Flugelhorn The flugelhorn is an end-blown lip-reed aerophone outfitted with valves (either piston, as seen in the gallery image, or rotary) that make it fully chromatic. Originating in continental Europe, the flugelhorn today can be found mostly there, strongly associated with military and marching bands. In the U.S.A.

today it is encountered primarily in two domains: in jazz (listen to audio clip), where it is considered an auxiliary instrument on which trumpeters double; and in drum corps competitions. Though scored for in a few orchestral works it is not a standard member of that ensemble, and while the extensive classical solo repertoire of original pieces and transcribed works for the trumpet and cornet can be played on the flugelhorn it seldom is.
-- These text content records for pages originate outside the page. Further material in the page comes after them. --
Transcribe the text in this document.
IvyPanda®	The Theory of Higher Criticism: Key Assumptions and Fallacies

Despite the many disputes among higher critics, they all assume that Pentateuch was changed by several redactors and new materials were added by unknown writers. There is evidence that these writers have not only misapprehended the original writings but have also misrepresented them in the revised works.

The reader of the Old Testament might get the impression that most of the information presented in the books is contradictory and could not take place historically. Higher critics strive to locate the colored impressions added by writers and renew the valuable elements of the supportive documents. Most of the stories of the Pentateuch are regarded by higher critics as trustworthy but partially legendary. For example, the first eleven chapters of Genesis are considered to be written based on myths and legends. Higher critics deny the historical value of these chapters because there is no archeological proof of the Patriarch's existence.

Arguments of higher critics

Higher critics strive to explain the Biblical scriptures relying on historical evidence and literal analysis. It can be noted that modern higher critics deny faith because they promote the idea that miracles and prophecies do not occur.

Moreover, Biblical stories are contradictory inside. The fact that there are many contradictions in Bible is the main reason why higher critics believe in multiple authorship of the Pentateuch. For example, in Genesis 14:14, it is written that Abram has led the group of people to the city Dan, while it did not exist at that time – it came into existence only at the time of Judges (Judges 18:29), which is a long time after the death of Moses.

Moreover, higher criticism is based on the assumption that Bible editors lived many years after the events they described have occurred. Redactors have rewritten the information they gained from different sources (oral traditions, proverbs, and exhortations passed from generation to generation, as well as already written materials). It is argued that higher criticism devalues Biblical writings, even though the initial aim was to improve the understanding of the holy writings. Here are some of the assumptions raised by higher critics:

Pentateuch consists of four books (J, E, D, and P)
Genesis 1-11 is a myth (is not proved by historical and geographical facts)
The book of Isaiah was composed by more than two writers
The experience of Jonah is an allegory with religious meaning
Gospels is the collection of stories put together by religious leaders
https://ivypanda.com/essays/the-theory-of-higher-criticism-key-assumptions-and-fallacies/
The flugelhorn is basically a 4.5-foot length of mostly conical brass tubing with a cup mouthpiece inserted at one end and a somewhat funnel-shaped bell at the other. This tubing passes through three spring-loaded piston valves that, when depressed individually or in combination, add varying lengths of tubing to the instrument’s basic length. Its three valves are located side-by-side at approximately the middle of the instrument. When a valve piston is unengaged (at the top of its casing) the air column passes directly through a channel bored into the piston; when the valve is engaged by pressing the piston down to the bottom of its casing two different channels come into alignment, one directing the air column out of the valve and through an additional length of tubing, and a second one allowing the air column back into and through the piston. The amount of tubing that is added is different with each valve: the first valve, closest to the mouthpiece end, adds enough tubing to lower the pitch of the instrument by a whole step (M2); the second valve by a half step (m2); and the third valve by a minor third (m3). Each additional length of tubing has its own tuning slide, and there is also a main tuning slide for general tuning in the instrument’s short lead pipe. Visually the flugelhorn can be distinguished from other soprano-register brass instruments with valves by its short, cylindrical, telescopic lead pipe, which functions as the instrument's tuning slide, that in a matter of a few inches enters the casing wall of the first valve; the much longer initial tube segment on trumpets and cornets typically includes one or more U-bends, one of which includes a tuning slide, before entering the third-valve casing wall. A deep cup mouthpiece is used for the instrument.